そっちとは、間違いなく、わたしのいる方向のことだ。
少しずつ大きくなる足音と普通ではない息遣いが徐々に近づいてくるのを感じ、自分の体が爆音を奏で続ける心臓に乗っ取られたのかと思えるほど大きく揺れる。
歯を食いしばらなければ涙が溢れ落ちそうだ。
怖くて怖くて仕方がない。
祈る思いであらかじめ曲がり角に垂らしておいた化粧水の水滴を眺める。
その成分には起爆処置が施されている。
起爆といっても、わたしの魔力を含んでいるだけなので、ほんの小さなものだ。
それでも足止めくらいならできる。
ぐっと踏ん張り、目を見張る。
お願い、お願い、どうか……。
無理なら逃げればいい。
その存在が角に差しかかったときにでもすぐに走り出せば、きっと逃げ切れる。
大丈夫。絶対だいじょ……
「ぐあああああああああーっ!!」
そのとき、目にも止まらぬ速さでそいつらやってきた。
悲痛な叫び声もお構いなしにまわりの人間を弾き飛ばし、一気に距離が縮めてきたのだと全身で悟った。
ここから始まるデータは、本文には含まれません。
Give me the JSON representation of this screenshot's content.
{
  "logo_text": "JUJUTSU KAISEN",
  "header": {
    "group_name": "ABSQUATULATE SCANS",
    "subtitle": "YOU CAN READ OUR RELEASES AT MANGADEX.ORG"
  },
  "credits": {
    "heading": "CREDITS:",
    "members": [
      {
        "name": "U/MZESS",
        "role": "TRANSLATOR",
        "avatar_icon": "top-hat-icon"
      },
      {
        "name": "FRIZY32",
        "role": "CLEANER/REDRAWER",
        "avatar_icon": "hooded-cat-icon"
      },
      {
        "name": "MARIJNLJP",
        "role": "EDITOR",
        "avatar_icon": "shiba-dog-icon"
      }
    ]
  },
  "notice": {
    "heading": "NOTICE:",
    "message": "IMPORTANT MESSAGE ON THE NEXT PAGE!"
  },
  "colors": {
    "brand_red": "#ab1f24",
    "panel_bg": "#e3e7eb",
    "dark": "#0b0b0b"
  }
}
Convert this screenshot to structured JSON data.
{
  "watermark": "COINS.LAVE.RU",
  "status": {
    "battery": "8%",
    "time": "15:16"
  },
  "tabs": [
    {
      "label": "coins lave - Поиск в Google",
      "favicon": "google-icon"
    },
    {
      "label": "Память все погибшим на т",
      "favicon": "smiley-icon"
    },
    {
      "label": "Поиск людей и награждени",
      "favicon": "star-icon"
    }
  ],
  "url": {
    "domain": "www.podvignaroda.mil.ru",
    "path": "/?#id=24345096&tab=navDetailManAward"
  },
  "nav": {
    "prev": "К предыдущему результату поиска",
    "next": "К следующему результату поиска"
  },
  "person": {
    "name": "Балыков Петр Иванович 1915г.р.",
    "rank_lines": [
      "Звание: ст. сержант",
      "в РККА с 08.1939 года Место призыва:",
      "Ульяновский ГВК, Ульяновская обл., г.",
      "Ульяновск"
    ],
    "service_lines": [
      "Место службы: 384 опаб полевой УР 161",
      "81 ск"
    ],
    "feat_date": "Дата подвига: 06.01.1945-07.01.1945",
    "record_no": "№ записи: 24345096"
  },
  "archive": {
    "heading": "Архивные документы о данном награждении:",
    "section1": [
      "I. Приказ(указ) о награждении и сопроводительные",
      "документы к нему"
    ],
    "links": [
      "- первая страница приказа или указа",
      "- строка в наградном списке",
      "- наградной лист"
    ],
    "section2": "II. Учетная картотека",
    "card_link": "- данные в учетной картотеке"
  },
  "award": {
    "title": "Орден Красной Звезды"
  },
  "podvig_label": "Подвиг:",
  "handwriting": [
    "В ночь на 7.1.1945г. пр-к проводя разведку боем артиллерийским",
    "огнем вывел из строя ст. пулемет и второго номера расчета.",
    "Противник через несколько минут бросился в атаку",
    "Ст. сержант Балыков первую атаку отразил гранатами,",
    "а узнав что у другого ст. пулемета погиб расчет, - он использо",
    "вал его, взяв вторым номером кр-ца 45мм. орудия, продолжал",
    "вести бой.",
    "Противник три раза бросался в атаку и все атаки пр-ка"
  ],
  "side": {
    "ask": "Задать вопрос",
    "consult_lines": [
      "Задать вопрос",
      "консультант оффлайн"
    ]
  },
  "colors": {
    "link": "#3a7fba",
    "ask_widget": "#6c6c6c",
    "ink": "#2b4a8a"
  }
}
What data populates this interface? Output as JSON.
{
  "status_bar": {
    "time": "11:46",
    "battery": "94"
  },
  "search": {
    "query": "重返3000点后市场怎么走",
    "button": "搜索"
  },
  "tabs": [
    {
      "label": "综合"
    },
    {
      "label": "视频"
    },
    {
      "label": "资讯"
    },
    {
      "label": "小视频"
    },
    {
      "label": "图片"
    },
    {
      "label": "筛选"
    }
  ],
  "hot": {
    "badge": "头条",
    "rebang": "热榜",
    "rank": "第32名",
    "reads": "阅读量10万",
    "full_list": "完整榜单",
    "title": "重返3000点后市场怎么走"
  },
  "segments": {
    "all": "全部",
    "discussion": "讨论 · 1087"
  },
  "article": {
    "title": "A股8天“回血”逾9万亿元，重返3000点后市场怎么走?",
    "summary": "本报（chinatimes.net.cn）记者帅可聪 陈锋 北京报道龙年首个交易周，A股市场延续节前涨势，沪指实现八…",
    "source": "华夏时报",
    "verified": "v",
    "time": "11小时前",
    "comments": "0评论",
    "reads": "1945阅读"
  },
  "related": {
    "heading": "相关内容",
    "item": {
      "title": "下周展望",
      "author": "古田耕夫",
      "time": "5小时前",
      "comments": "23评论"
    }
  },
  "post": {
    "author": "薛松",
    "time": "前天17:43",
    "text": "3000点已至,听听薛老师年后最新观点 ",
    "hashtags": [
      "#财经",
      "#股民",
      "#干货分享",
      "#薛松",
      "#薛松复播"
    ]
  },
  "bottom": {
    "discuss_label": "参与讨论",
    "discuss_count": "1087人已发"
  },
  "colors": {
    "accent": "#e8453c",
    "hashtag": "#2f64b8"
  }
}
もう少し後方にいるとばかり思っていたため、思わず腰を抜かしそうになる。
逃げ切れるだなんて、よくもまぁ言えたものだ。
少しずつ崩壊されていく周りの景色をゆったりそいつを眺め、ぼんやり思う。
ああ、もうだめだ……。
そう思ったとき、そいつの足元から粒子が飛び散り、溢れんばかりの光があふれた。
そうよ。負けてなどいられない。